RBOVE 200525 PTSS politieagent; afwijzing korpschef onvoldoende gemotiveerd t.z.v. causaal verband, verjaring en zorgplicht i.r.t. vuurwerkramp

Beoordeling door de rechtbank

2. De rechtbank beoordeelt de rechtmatigheid van het bestreden besluit. Zij doet dat aan de hand van de beroepsgronden van eiser.
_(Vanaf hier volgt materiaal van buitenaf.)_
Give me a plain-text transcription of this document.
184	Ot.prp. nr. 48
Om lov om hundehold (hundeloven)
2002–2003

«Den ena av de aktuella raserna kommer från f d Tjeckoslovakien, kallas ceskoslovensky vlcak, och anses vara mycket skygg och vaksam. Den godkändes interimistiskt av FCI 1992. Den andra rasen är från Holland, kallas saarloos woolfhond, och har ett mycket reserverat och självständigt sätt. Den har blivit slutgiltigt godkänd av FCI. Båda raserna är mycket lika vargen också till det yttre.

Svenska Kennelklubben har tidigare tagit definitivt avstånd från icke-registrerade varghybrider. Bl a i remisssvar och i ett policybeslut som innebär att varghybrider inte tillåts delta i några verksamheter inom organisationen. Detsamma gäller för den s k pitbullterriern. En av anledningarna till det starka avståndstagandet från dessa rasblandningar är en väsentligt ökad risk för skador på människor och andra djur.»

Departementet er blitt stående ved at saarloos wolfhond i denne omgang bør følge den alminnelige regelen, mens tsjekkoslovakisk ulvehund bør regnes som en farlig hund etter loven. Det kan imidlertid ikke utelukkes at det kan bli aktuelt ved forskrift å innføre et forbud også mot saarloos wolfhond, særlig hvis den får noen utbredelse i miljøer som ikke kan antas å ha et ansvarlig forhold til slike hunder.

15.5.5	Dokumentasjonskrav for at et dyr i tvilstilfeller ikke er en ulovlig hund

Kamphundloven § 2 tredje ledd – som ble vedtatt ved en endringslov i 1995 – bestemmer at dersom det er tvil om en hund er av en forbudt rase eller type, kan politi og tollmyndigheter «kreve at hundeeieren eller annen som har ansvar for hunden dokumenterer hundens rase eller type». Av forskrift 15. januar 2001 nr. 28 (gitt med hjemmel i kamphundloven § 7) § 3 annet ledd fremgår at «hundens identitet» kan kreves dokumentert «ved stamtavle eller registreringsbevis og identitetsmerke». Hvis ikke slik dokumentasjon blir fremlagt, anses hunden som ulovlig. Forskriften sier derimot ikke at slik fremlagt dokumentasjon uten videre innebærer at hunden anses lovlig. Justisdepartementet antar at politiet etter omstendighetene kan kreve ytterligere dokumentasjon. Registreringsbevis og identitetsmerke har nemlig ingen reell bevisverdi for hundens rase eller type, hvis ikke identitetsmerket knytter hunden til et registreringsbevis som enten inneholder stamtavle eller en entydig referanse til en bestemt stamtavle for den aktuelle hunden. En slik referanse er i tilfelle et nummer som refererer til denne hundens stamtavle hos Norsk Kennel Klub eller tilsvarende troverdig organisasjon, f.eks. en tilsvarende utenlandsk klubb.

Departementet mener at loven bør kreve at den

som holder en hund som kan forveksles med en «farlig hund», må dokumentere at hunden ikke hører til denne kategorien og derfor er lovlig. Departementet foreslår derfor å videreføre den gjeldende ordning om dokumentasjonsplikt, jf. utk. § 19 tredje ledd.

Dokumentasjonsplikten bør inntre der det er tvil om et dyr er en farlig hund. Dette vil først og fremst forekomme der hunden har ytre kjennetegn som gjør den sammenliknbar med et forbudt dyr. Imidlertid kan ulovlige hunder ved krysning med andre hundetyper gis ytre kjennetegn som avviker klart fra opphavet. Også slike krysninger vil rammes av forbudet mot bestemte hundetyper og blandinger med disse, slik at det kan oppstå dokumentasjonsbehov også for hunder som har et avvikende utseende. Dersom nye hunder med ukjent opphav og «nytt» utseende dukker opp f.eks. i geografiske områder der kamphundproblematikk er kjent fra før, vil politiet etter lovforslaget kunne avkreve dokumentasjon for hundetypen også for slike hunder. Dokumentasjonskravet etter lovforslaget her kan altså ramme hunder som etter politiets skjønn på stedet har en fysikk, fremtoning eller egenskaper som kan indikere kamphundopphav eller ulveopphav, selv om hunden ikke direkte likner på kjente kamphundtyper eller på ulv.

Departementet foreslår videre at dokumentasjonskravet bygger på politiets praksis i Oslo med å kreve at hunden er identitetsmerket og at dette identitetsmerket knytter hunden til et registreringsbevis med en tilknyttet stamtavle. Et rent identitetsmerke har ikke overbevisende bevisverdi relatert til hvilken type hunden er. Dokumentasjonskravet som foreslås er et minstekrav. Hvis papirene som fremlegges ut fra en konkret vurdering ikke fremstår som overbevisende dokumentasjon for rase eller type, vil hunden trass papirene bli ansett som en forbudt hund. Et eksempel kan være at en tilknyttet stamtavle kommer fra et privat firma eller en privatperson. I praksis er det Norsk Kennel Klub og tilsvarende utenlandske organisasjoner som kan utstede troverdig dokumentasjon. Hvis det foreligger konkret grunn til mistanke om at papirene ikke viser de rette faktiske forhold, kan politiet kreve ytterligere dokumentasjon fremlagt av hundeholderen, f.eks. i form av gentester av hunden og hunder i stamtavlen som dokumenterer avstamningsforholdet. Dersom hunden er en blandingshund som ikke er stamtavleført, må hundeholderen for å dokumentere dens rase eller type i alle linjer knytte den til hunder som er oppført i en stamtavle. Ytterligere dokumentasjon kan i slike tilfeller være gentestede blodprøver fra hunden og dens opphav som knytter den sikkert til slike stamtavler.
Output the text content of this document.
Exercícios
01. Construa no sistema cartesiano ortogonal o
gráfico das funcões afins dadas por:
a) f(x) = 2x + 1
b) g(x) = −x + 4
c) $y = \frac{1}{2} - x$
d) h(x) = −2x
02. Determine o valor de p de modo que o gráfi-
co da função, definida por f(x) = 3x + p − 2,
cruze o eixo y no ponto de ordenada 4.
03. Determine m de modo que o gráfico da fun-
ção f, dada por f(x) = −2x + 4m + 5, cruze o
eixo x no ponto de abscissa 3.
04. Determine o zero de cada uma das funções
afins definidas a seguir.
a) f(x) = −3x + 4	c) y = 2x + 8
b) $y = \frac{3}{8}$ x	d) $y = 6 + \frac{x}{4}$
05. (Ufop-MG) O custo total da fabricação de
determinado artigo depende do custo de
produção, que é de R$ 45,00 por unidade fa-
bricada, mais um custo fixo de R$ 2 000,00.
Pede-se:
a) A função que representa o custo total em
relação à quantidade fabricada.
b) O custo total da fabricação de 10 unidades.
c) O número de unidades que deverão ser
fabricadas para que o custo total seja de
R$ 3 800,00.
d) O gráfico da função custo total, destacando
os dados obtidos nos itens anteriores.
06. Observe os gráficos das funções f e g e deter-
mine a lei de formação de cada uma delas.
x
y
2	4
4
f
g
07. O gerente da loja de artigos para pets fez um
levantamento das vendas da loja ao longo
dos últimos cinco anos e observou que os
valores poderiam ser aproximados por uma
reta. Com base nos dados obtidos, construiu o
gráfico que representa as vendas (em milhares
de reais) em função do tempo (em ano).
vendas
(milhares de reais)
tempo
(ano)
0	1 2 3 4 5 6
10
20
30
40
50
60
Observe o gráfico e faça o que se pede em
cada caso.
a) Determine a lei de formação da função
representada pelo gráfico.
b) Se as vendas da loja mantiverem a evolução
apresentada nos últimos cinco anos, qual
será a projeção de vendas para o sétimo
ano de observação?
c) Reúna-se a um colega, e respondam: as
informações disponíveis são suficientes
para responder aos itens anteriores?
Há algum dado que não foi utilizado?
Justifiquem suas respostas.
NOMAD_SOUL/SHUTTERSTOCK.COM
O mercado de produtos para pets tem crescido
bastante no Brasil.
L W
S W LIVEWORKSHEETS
3. De rechtbank verklaart het beroep gegrond. Hierna legt de rechtbank uit hoe zij tot dit oordeel komt en welke gevolgen dit oordeel heeft.

De feiten

4.1.

Eiser is van 1 oktober 1991 tot enkele jaren geleden werkzaam geweest bij de politie. Eiser is gedurende vrijwel zijn hele loopbaan bij de politie werkzaam geweest in Enschede.

4.2.

Enkele jaren geleden is eiser uitgevallen met depressieve klachten.. Eiser is momenteel volledig arbeidsongeschikt en ontvangt een uitkering krachtens de Inkomensvoorziening Volledig Arbeidsongeschikten (IVA).

4.3.

Op 22 januari 2018 heeft eiser een verzoek gedaan om erkenning van zijn PTSS als beroepsziekte. In het kader van dit verzoek heeft eiser een vijftal incidenten genoemd die hij als politieambtenaar heeft meegemaakt, namelijk:

  1. werkzaamheden direct na de vuurwerkramp in Enschede, in 2000;

  2. een verkeerongeval met dodelijke afloop waarbij eiser zonder succes geprobeerd heeft om een slachtoffer te reanimeren, in 1998;

  3. een overval met een vuurwapen waarbij de verdachte zijn vuurwapen op eiser richtte, begin jaren ’90 van de vorige eeuw;

  4. werkzaamheden naar aanleiding van de zelfdoding van een 15-jarige waarbij het hoofd van het slachtoffer in de borstkas was ingeslagen, begin jaren ’90 van de vorige eeuw;

  5. het verlenen van assistentie aan een collega bij de aanhouding van een zeer agressieve verdachte, die uitliep op een gevecht, in 2015.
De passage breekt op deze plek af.